Resilience is the capacity to respond to stress in a healthy way so that goals are achieved at minimal psychological and physical cost. Resilient people “bounce back” after challenges while also growing stronger. Resilient clinicians see challenges as opportunities rather than threats. Focusing on strategies to increase individual and institutional resilience (such as building supportive communities) can lessen the impact of dysfunctional systems on clinicians’ welfare and performance.4

Resourcefulness allows clinicians to improvise when specific diagnostic tools, equipment, and drugs are unavailable — to engage in creative problem solving, taking the initiative, thinking outside the box, and going beyond conventional boundaries.

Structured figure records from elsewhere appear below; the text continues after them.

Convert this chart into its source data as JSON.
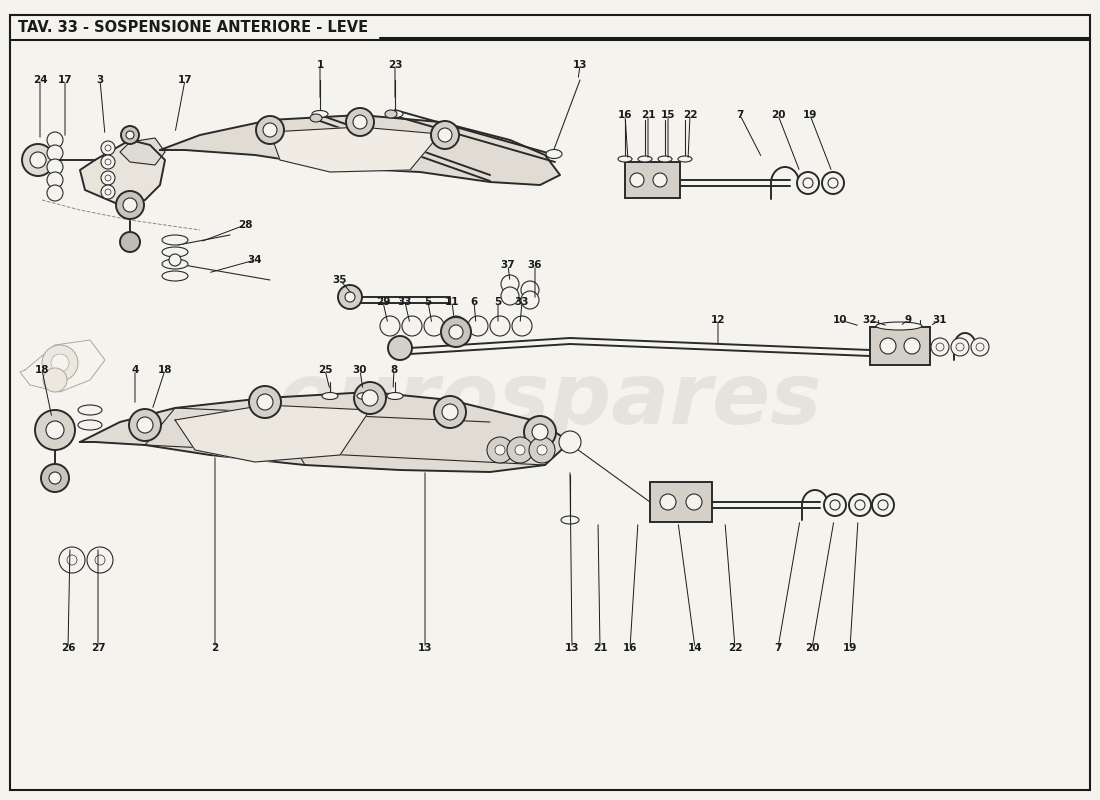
{
  "title": "TAV. 33 - SOSPENSIONE ANTERIORE - LEVE",
  "bg_color": "#f5f3ee",
  "line_color": "#1a1a1a",
  "draw_color": "#2a2a2a",
  "watermark": "eurospares",
  "watermark_color": "#d8d4cc",
  "fig_width": 11.0,
  "fig_height": 8.0,
  "dpi": 100,
  "title_fontsize": 10.5,
  "label_fontsize": 7.5
}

The three Rs can be applied to projects as well as people. In seeking to improve survival after cardiac arrest in Fiji, I identified a shortage of defibrillators, delayed identification of patients’ cardiac rhythm, and lack of confidence in rhythm recognition. These factors resulted in a failure to act. The problem was addressed by procuring automated external defibrillators (AEDs) for smaller health facilities (realism). The AEDs are stored in hard, waterproof cases and used for patient transport (resilience) and were donated in response to a social media campaign (resourcefulness).

Working in Fiji requires you to embody the three Rs. I now insist that the training supervisors of overseas applicants can attest to their realism, resilience, and resourcefulness. I interview them with these qualities in mind. No longer is it enough just to want to come. The three Rs can be applied when recruiting staff, to define the desired skill set and help in selecting participants for sustainable, long-term projects that are locally driven and meet local needs. They can also guide visiting workers’ preparation before their arrival and provide a focus for the supervisors who monitor their welfare and performance once they’re in country.